Criticism happens. It is how we respond or react to criticism that determines whether we gain strength to grow or become depressed and angry. Reacting to criticism easily can lead to events that we regret. So, what is criticism?
From the Dictionary:
- The act of passing judgment as to the merits of anything.
- Faultfinding. The act of making an unfavourable or severe judgment, comment.
- The analysis or evaluation of a work of art, literature, etc.
In reality, we want people to tell us how good we are; words of praise naturally give us a good feeling. But when people criticize us we can feel miserable. If the only feedback we receive is praise or flattery, how would we ever make progress? Constructive criticism with useful suggestions can show us areas we need to improve. When people criticize you, ask yourself, “Are they criticising me personally, or criticising something I have done?” By doing this we can separate ourselves from the criticism and then choose an appropriate response – walk away or take it on.

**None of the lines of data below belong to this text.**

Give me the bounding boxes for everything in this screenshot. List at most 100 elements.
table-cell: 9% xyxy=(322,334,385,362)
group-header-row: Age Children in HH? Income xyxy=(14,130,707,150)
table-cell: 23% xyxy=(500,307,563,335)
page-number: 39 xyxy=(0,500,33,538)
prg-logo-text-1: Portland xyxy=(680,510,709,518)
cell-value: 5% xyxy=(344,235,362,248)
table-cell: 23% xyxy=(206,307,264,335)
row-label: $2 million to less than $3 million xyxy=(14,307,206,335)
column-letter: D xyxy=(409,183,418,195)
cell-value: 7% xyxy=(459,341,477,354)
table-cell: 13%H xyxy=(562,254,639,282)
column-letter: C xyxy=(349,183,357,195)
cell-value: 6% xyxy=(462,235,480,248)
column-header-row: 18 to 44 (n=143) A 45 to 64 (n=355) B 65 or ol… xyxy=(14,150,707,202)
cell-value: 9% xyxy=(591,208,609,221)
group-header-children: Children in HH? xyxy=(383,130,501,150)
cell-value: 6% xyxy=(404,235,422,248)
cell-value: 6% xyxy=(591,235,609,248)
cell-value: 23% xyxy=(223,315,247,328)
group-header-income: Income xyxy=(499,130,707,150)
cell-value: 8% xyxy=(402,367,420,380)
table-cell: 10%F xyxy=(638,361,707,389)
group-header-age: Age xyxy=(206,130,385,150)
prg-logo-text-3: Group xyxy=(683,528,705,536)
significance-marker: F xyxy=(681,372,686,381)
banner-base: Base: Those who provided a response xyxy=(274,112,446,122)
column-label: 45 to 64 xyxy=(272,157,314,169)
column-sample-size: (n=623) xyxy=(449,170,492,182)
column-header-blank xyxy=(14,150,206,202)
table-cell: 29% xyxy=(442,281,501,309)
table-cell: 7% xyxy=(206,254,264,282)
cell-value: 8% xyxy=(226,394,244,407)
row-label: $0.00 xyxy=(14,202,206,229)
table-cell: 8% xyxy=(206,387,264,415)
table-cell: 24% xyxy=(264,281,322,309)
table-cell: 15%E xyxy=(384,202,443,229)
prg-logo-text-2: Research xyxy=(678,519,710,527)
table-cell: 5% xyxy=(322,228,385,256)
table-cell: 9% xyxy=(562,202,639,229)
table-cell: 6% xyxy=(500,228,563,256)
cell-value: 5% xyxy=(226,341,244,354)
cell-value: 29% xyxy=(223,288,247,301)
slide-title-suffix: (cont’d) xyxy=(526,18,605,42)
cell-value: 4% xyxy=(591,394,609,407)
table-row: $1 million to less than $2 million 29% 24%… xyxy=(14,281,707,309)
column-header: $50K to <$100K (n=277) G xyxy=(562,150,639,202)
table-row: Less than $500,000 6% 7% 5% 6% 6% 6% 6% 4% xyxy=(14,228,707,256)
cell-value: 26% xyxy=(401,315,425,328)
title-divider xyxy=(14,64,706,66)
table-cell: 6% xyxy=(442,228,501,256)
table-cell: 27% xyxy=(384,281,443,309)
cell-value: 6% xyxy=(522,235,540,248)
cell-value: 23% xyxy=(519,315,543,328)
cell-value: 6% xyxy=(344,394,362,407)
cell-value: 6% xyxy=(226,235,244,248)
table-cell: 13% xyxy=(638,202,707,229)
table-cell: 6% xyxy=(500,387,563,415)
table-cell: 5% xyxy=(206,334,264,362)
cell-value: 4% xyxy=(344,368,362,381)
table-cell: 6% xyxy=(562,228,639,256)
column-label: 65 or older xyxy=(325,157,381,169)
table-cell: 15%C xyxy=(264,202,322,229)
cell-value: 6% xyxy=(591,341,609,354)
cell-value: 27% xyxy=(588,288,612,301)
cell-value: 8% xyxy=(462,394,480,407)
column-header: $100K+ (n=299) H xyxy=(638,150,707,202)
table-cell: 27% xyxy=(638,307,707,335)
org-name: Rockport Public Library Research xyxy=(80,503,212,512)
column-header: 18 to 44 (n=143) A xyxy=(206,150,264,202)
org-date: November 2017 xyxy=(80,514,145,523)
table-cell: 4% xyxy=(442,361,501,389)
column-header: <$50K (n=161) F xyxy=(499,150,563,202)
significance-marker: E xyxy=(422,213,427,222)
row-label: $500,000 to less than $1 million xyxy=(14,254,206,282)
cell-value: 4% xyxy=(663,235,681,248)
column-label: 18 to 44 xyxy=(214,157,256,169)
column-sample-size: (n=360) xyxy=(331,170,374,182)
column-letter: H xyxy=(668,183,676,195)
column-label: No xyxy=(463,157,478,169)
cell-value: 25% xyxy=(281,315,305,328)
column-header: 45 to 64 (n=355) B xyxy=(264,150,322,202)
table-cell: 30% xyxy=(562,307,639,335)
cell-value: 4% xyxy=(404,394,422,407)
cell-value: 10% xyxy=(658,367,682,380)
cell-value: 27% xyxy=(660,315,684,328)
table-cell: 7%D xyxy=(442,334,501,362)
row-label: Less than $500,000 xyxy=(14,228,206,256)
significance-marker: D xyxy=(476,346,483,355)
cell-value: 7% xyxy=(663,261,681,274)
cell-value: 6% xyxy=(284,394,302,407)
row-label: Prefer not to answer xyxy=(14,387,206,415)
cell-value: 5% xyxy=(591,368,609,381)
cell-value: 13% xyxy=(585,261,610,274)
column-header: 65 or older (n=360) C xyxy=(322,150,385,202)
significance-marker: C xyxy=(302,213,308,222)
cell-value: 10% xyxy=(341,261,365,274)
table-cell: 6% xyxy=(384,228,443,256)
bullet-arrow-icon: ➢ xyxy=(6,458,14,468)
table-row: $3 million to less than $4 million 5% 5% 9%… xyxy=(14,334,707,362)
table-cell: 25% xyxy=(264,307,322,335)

Do we respect the person making the criticism? This helps us determine the criticism’s value. Is this person an authority on the subject? If not, then it isn’t worth spending the time of day to even consider the criticism. If the person making the statement is qualified, then it would be useful to ask “What truth is there in what the person has said?” As we evaluate the truthfulness of a criticism, our feelings may be hurt and we want to defend ourselves to justify the situation. Everyone wants to look good.
Criticism usually is based on some truth although it may appear negative. Usually “valuable criticism” isn’t made in a “put down” tone but rather in one of support. If criticism is given in anger or as an ‘off the cuff’ comment, separate any negative emotion from the useful ‘suggestions,’ then we can wonder if it is legitimate. If there is truth in the criticism then we can ask: What Can I Learn from Criticism?
Criticism with no truth behind it is painful. It it can be natural to react with feelings of anger or injured pride. Obviously, it is easier to deal with criticism if it is justified. However, we soon can regret our own participation in additional criticism and defence. Sometimes postponing our response can be a useful stagey as it gives us time to really evaluate the whole context of the criticism. By deciding the true value of the criticism, if we choose, we can follow up on the comments and make appropriate adjustments. Sometimes holding our peace and our tongue shows our integrity and the true person inside of us. People cannot help but admire a person that lives from the inside out and is in control of their emotions.
Remember, Eleanor Roosevelt said “Nobody can make us feel inferior without our permission”. What an amazing concept!